Well, thank god for that!
It’s hard to know where to start with this article, but perhaps I should begin by saying, of course the Chinese government is conducting cyber-espionage against the US. They’d be stupid not to. And of course they are concerned with securing their own critical systems against the United States’ equally inevitable cyber-espionage. Again, they’d be stupid not to. And certainly the US government needs to take information security seriously. And so do businesses. And so does your grandmother. Especially if she’s using Windows. All granted.
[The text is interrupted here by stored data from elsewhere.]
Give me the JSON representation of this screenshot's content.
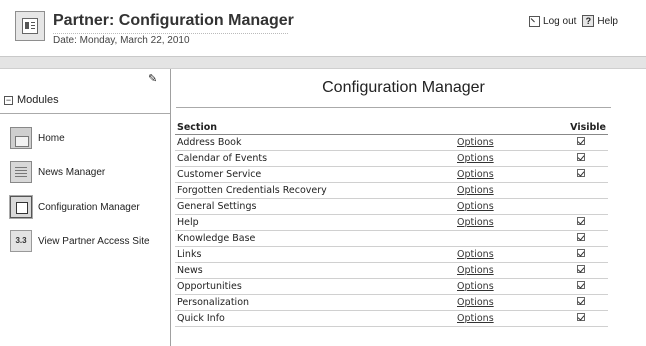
{
  "header": {
    "app_title": "Partner: Configuration Manager",
    "date": "Date: Monday, March 22, 2010",
    "logout_label": "Log out",
    "help_label": "Help"
  },
  "sidebar": {
    "modules_label": "Modules",
    "items": [
      {
        "label": "Home",
        "icon": "home-icon"
      },
      {
        "label": "News Manager",
        "icon": "news-manager-icon"
      },
      {
        "label": "Configuration Manager",
        "icon": "configuration-manager-icon"
      },
      {
        "label": "View Partner Access Site",
        "icon": "partner-site-icon"
      }
    ]
  },
  "main": {
    "title": "Configuration Manager",
    "columns": {
      "section": "Section",
      "visible": "Visible"
    },
    "rows": [
      {
        "section": "Address Book",
        "options": "Options",
        "visible": true
      },
      {
        "section": "Calendar of Events",
        "options": "Options",
        "visible": true
      },
      {
        "section": "Customer Service",
        "options": "Options",
        "visible": true
      },
      {
        "section": "Forgotten Credentials Recovery",
        "options": "Options",
        "visible": false
      },
      {
        "section": "General Settings",
        "options": "Options",
        "visible": false
      },
      {
        "section": "Help",
        "options": "Options",
        "visible": true
      },
      {
        "section": "Knowledge Base",
        "options": "",
        "visible": true
      },
      {
        "section": "Links",
        "options": "Options",
        "visible": true
      },
      {
        "section": "News",
        "options": "Options",
        "visible": true
      },
      {
        "section": "Opportunities",
        "options": "Options",
        "visible": true
      },
      {
        "section": "Personalization",
        "options": "Options",
        "visible": true
      },
      {
        "section": "Quick Info",
        "options": "Options",
        "visible": true
      }
    ]
  }
}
And it’s nice that various American government bureaucracies are having a pissing match about who should oversee American cyber-security at a government level (the end of the article hints at that a bit). I hope somebody wins someday. But, really, do we need to frame all of this in such Michael Bay terms? Let’s take a closer look at this super-secure operating system, “Kylin”. It’s hardly a secret, having been in the press since at least 2004. You can even download the ISO files, which suggests security somewhat shy of, say, the Manhattan Project. I’m thinking Langley may have a copy. A fairly sketchy DIY site promisingly called “Cheapest-computer-hardware-software.com” has the skinny (all Chinglish is sic):
The Kylin operating system focuses on high performance, reliability and security. The development program was first funded by the Chinese government sponsored R&D program during 2002. The operating system developed in a hierarchical model, in which, the kernel layer is based on Mach, the system service layer is based on FreeBSD and the desktop environment is similar to that of Windows. The operating system standards are similar to UNIX standards, and are highly compatible with Linux binaries.
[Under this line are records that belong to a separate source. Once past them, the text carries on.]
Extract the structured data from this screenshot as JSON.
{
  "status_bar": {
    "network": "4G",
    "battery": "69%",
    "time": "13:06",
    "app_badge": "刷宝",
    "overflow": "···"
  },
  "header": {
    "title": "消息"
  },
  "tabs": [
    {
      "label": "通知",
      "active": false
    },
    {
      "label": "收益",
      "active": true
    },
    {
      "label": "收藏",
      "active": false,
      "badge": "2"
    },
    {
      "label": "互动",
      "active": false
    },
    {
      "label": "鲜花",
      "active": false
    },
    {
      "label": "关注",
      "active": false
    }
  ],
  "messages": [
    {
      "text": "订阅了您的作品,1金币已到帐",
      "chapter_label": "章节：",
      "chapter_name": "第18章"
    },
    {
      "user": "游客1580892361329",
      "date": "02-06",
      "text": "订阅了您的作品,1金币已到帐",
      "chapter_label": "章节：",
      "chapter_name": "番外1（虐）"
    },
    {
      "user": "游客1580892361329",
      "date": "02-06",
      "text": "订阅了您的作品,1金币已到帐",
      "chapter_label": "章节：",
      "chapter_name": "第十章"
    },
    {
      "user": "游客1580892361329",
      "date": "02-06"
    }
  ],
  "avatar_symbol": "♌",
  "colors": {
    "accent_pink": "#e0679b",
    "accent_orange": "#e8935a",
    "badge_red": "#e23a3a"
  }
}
The operating system was on development at the National University of Defense Technology. The operating system was designated as the document processing operating system. It can now turn China into super power in IT product development. The powerfulness, stronger security of the operating system may make Chinese people to replace the foreign operating systems. In China, Kylin was listed among the best 10 scientific and Technological Progresses News of Higher Learning Institutes during 2005.
The dominance of IT product by the foreigners in China will get reduced, once this operating system made popular among Chinese population. The security of data will be stronger, because, it is being developed by the Chinese government and people themselves.
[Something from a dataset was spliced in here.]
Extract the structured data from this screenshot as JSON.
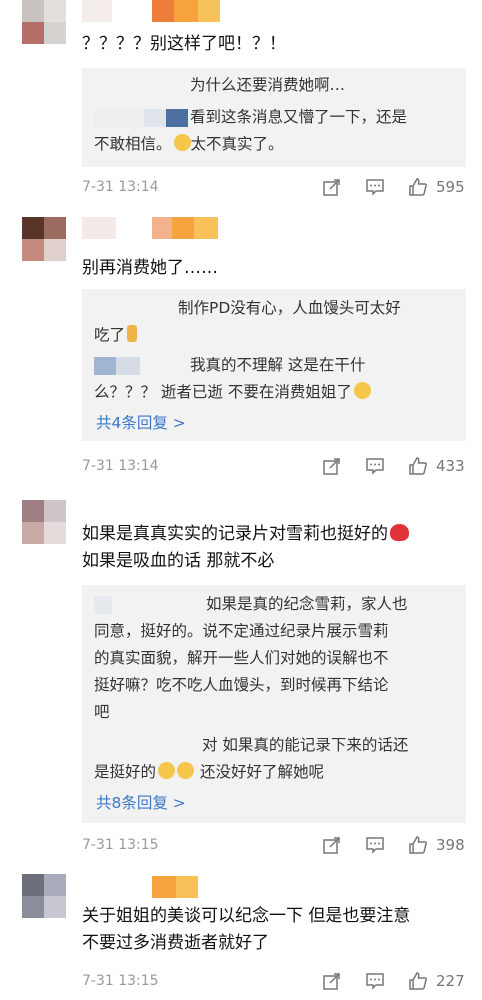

So, the indestructible Chinese operating system is FreeBSD + Mach. Yes, that’s right, the operating system that frees them from foreign innovation and with which China will conquer the world is a less slick version of Mac OS X. Well, I hate to break that to the scare-mongers Washington, but we have that technology also. As for the secure microprocessor, I hope he’s not talking about Godson, the domestic chip project that languishes in the same commercial phantom zone as the domestic video disk project (EVD) and the domestic WiFi standard project (WAPI).
Why would I trust some half-assed and likely Chinese no-name site over the best and brightest of Washington DC? Well, for one reason, the language in the extract above rings absolutely true. Second, let’s just say I’m getting agenda sensitivity on this issue. Sure, it’s possible this is all part of some huge Chinese disinformation campaign and I’m just another useful idiot, talking down the crowbar that the Chinese state will someday use to pry open the secret folder where I keep the naughty photos of Mrs. Imagethief. Maybe there are two Kylins, and I’ve got the wrong one. Maybe Kylin + Godson is the shit, and I should trade in my MacBook Pro.
Or, just conceivably, people with their noses in the Washington trough are blowing smoke up my ass. Let’s face it, it wouldn’t be the first time.